Sun is also launching per-citizen pricing for its Java Enterprise System server software. While the company had committed to the idea earlier, it now has begun selling it according to population and how the United Nations ranks countries as more, less or least developed. Countries with larger populations and lower development pay less per citizen.

"Governments--when delivering driver's licenses, health care or fishing permits--tend to serve massive marketplaces," Schwartz said.

Under Sun's pricing, Mexico, a less-developed country with a population of 100 million, would get to use as much Java Enterprise System software as it wants for a charge of 81 cents per citizen per year. Nations classified as "least developed" pay between 33 cents and 75 cents per citizen, while "less developed" nations pay between 33 cents and $1.95 per citizen, spokesman Russ Castronovo said.

The company will also unveil:

• Several "reference architectures," collections of servers and software geared for specific tasks, including a portal with e-mail and calendar services; a foundation for Oracle 10g database to run business accounting software; an intrusion detection system to guard against network break-ins; and a VoIP (voice over Internet Protocol) phone system using Lucent technology.

• A new four-processor UltraSparc server, the Netra 440 that's been "ruggedized" to withstand the difficult conditions such as those faced by military customers.
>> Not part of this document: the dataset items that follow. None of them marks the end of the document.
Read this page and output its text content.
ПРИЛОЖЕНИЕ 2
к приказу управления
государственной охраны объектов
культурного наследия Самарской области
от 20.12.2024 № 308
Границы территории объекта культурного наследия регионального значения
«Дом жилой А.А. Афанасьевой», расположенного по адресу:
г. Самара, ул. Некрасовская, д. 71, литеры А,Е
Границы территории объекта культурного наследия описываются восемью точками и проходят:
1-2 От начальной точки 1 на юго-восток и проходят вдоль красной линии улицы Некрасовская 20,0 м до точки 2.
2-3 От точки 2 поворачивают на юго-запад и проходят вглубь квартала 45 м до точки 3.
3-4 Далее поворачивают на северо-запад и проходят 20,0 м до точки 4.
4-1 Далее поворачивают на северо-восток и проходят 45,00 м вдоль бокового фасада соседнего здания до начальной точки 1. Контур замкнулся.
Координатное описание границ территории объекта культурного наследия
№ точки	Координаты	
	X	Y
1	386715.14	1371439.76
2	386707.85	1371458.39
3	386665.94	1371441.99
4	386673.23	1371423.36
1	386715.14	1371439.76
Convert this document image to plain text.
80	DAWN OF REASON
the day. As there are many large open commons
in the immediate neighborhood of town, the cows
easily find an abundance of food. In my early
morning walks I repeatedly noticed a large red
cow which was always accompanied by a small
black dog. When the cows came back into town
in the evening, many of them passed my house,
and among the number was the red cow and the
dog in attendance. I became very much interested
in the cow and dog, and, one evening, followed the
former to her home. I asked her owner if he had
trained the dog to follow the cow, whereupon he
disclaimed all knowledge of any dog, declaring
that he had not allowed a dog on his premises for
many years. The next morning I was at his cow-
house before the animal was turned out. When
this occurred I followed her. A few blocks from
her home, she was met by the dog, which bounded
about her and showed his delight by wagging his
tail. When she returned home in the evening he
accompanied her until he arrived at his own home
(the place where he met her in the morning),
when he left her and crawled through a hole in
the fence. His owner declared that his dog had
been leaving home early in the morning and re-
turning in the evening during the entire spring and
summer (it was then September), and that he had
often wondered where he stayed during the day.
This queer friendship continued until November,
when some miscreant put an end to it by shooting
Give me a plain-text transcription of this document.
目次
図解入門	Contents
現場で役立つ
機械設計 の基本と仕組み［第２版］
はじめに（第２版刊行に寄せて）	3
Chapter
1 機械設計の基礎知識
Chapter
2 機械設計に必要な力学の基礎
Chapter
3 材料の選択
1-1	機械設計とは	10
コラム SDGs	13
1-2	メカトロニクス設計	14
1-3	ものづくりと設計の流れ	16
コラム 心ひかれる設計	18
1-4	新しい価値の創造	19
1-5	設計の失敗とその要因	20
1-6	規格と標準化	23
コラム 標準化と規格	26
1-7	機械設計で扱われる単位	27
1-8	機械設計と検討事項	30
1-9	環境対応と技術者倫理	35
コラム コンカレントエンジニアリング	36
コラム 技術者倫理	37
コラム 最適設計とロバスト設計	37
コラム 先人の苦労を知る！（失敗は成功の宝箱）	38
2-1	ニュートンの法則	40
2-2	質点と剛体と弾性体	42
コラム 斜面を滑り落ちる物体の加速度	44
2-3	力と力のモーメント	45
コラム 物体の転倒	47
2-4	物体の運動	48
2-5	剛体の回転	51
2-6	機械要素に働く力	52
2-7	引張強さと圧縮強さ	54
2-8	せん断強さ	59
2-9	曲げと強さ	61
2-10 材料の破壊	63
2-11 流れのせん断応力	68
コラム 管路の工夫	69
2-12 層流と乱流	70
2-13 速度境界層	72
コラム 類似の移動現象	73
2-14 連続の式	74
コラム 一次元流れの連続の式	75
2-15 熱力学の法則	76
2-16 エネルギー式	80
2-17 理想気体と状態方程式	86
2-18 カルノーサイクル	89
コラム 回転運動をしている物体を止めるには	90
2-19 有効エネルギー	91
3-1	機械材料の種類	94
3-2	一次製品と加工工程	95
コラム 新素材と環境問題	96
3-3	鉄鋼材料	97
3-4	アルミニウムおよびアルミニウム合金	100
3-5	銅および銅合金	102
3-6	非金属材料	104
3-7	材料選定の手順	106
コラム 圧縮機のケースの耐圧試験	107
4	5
• Server software for companies to manage data from RFID (radio frequency identification) tags.

• The Dynamic File System, which vastly increases the amount of storage space Solaris can use, will ship with version 10 of Solaris. That operating system upgrade is due by the end of the year.

• Improvements to the Java Enterprise System, plus other server software for managing the identity and permitted activities of computers and computer users.

• The N1 Grid Console, which lets administrators control and monitor semi-independent Solaris subdivisions, called N1 Grid Containers, on a single server.

• The Java Education and Learning Community, a committee that will study computer infrastructure for schools and share its findings on Sun's Java.net Web site.